Arrest people for using "new" and "delete"

Pages: 12
Some people at this forum say that programmers must never use "new" and "delete".
I think they say something like "never drive car by yourself".
Sure, newbies should not use it in first day of programming. But it's official part of c++. So forbid to use "new" and "delete" sounds as forbid to drive cars. If I use malloc() and free(), these people would catch heart infarct and say that I has ho rights to repair my car by myself.
What about allocating memory directly from system by HeapAlloc() in windows or brk() in linux?
My computer is my own. I have freedom to use it as i want. Avoid use "new" and "delete" is recomendations for newbies, not The State Low.
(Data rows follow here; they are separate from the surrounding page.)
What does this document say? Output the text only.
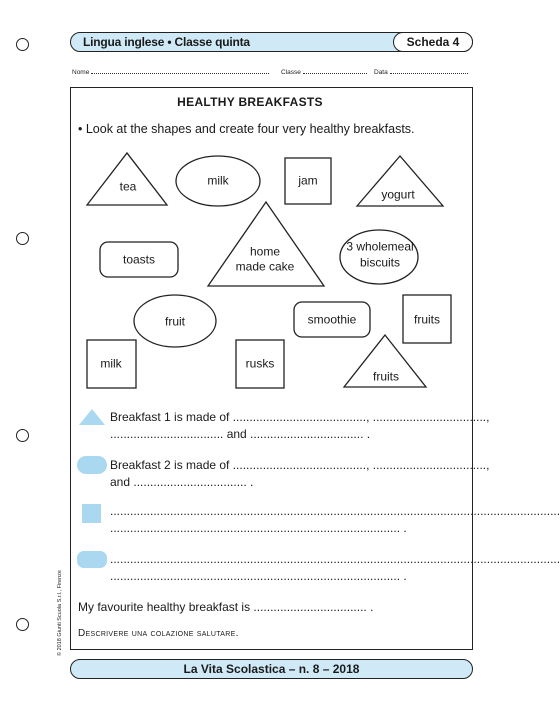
Lingua inglese • Classe quinta	Scheda 4
Nome	Classe	Data
HEALTHY BREAKFASTS
• Look at the shapes and create four very healthy breakfasts.
tea	milk	jam
yogurt
toasts
home
made cake
3 wholemeal
biscuits
fruit	smoothie	fruits
milk	rusks
fruits
Breakfast 1 is made of ........................................, ..................................,
.................................. and .................................. .
Breakfast 2 is made of ........................................, ..................................,
and .................................. .
.......................................................................................................................................
....................................................................................... .
.......................................................................................................................................
....................................................................................... .
My favourite healthy breakfast is .................................. .
Descrivere una colazione salutare.
© 2018 Giunti Scuola S.r.l., Firenze
La Vita Scolastica – n. 8 – 2018
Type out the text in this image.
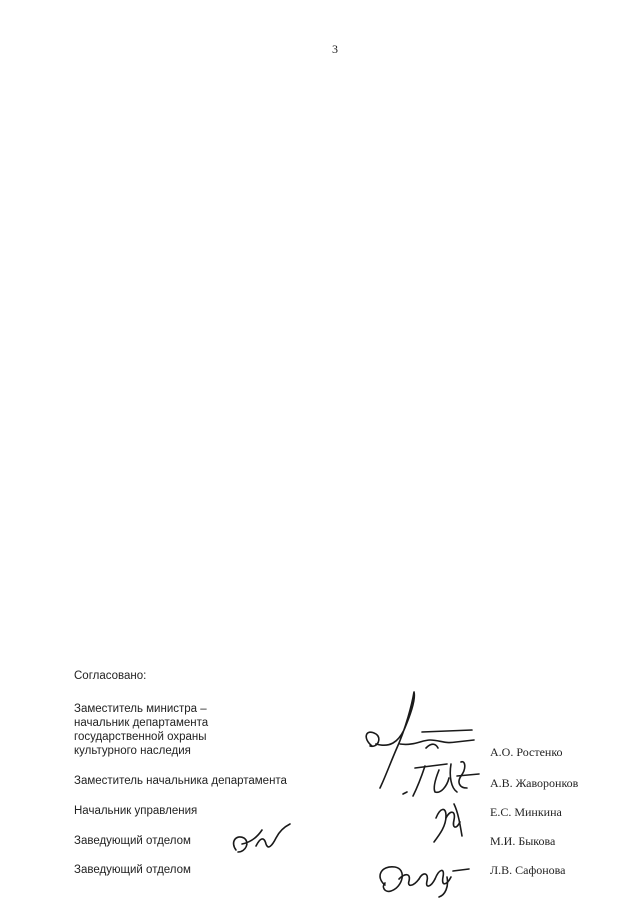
3
Согласовано:
Заместитель министра –
начальник департамента
государственной охраны
культурного наследия	А.О. Ростенко
Заместитель начальника департамента	А.В. Жаворонков
Начальник управления	Е.С. Минкина
Заведующий отделом	М.И. Быкова
Заведующий отделом	Л.В. Сафонова
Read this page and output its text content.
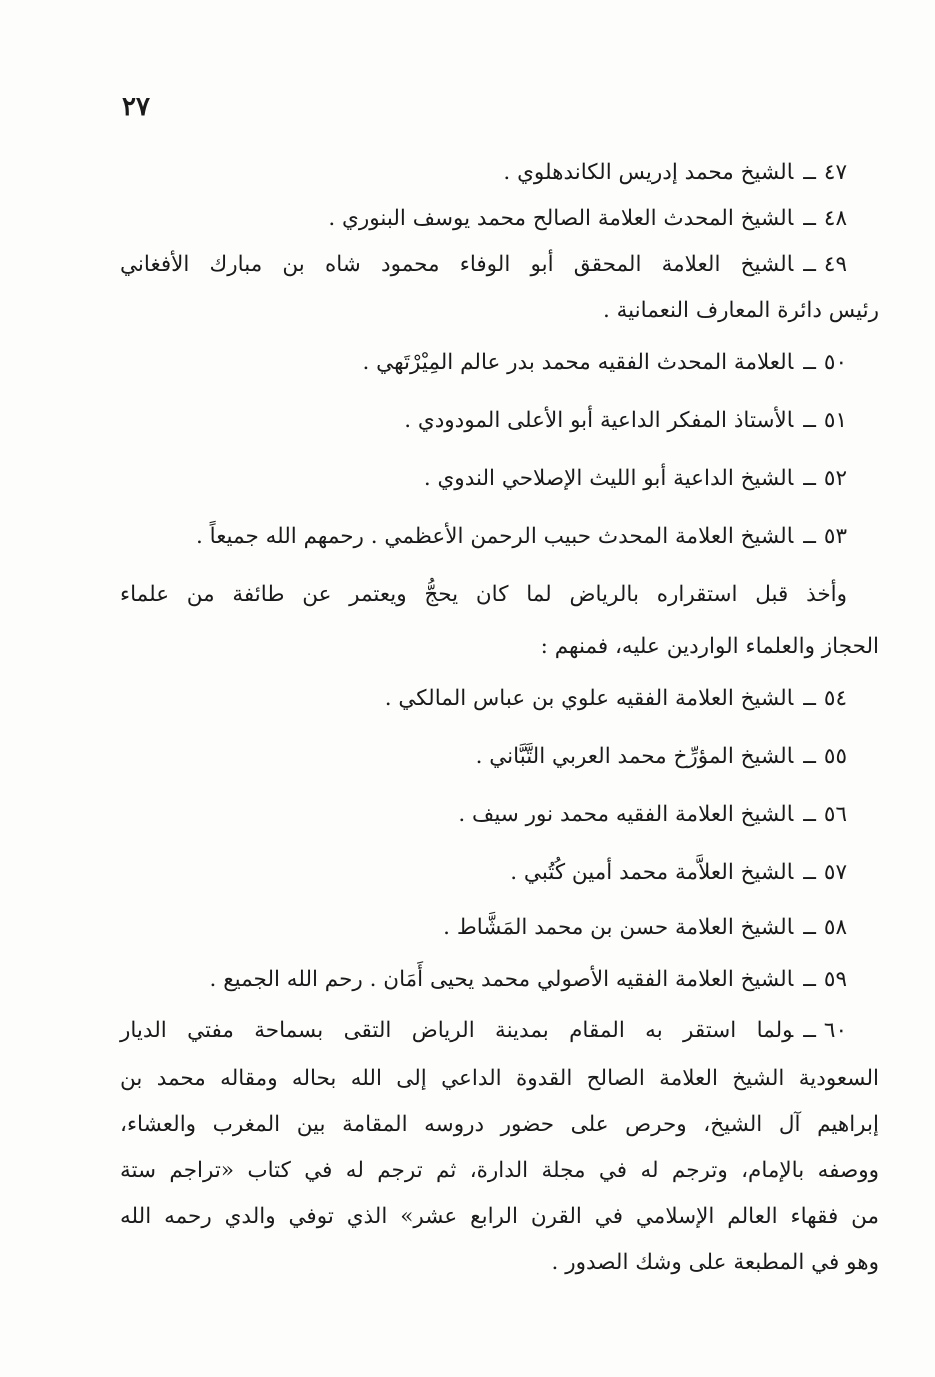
٢٧
٤٧ــالشيخ محمد إدريس الكاندهلوي .
٤٨ــالشيخ المحدث العلامة الصالح محمد يوسف البنوري .
٤٩ــالشيخ العلامة المحقق أبو الوفاء محمود شاه بن مبارك الأفغاني
رئيس دائرة المعارف النعمانية .
٥٠ــالعلامة المحدث الفقيه محمد بدر عالم المِيْرْتَهي .
٥١ــالأستاذ المفكر الداعية أبو الأعلى المودودي .
٥٢ــالشيخ الداعية أبو الليث الإصلاحي الندوي .
٥٣ــالشيخ العلامة المحدث حبيب الرحمن الأعظمي . رحمهم الله جميعاً .
وأخذ قبل استقراره بالرياض لما كان يحجُّ ويعتمر عن طائفة من علماء
الحجاز والعلماء الواردين عليه، فمنهم :
٥٤ــالشيخ العلامة الفقيه علوي بن عباس المالكي .
٥٥ــالشيخ المؤرِّخ محمد العربي التَّبَّاني .
٥٦ــالشيخ العلامة الفقيه محمد نور سيف .
٥٧ــالشيخ العلاَّمة محمد أمين كُتُبي .
٥٨ــالشيخ العلامة حسن بن محمد المَشَّاط .
٥٩ــالشيخ العلامة الفقيه الأصولي محمد يحيى أَمَان . رحم الله الجميع .
٦٠ــولما استقر به المقام بمدينة الرياض التقى بسماحة مفتي الديار
السعودية الشيخ العلامة الصالح القدوة الداعي إلى الله بحاله ومقاله محمد بن
إبراهيم آل الشيخ، وحرص على حضور دروسه المقامة بين المغرب والعشاء،
ووصفه بالإمام، وترجم له في مجلة الدارة، ثم ترجم له في كتاب «تراجم ستة
من فقهاء العالم الإسلامي في القرن الرابع عشر» الذي توفي والدي رحمه الله
وهو في المطبعة على وشك الصدور .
Example. I have to compare eight bytes strings.
Recommended way is to use string class and == operator.
I walked through stl source and find that it calls something like __builtin_memcmp(). I debuged through binary and found many hundreds of CPU instructions. Why should my program execute these hundreds. Eight bytes easy compared by CPU by couple instructions.

Questions:
1. Is it forum for elementary school programmers of for researchers and forensic?
2. If you make everyone to use STL, why do u think that my program in this example must execute hundreds of instructions instead of couple?
3. If you think that programmers in this forum should never use "new" and "delete", do you think that people should be arrested for using these? And do you think that people should be arrsted for driving and repairing cars by themselves?
Whoa !

If I may suggest that you calm down a little? I wish to antagonise you any further or anything, but I do think that is a huge reaction to what I said. Essentially I missed 1 word IMO.

see my post in the other topic, where I suspect this all came from:

http://www.cplusplus.com/forum/general/157423/#msg809708
If you set up your GPS to a location but you want to use a different road, do you still follow your GPS' path?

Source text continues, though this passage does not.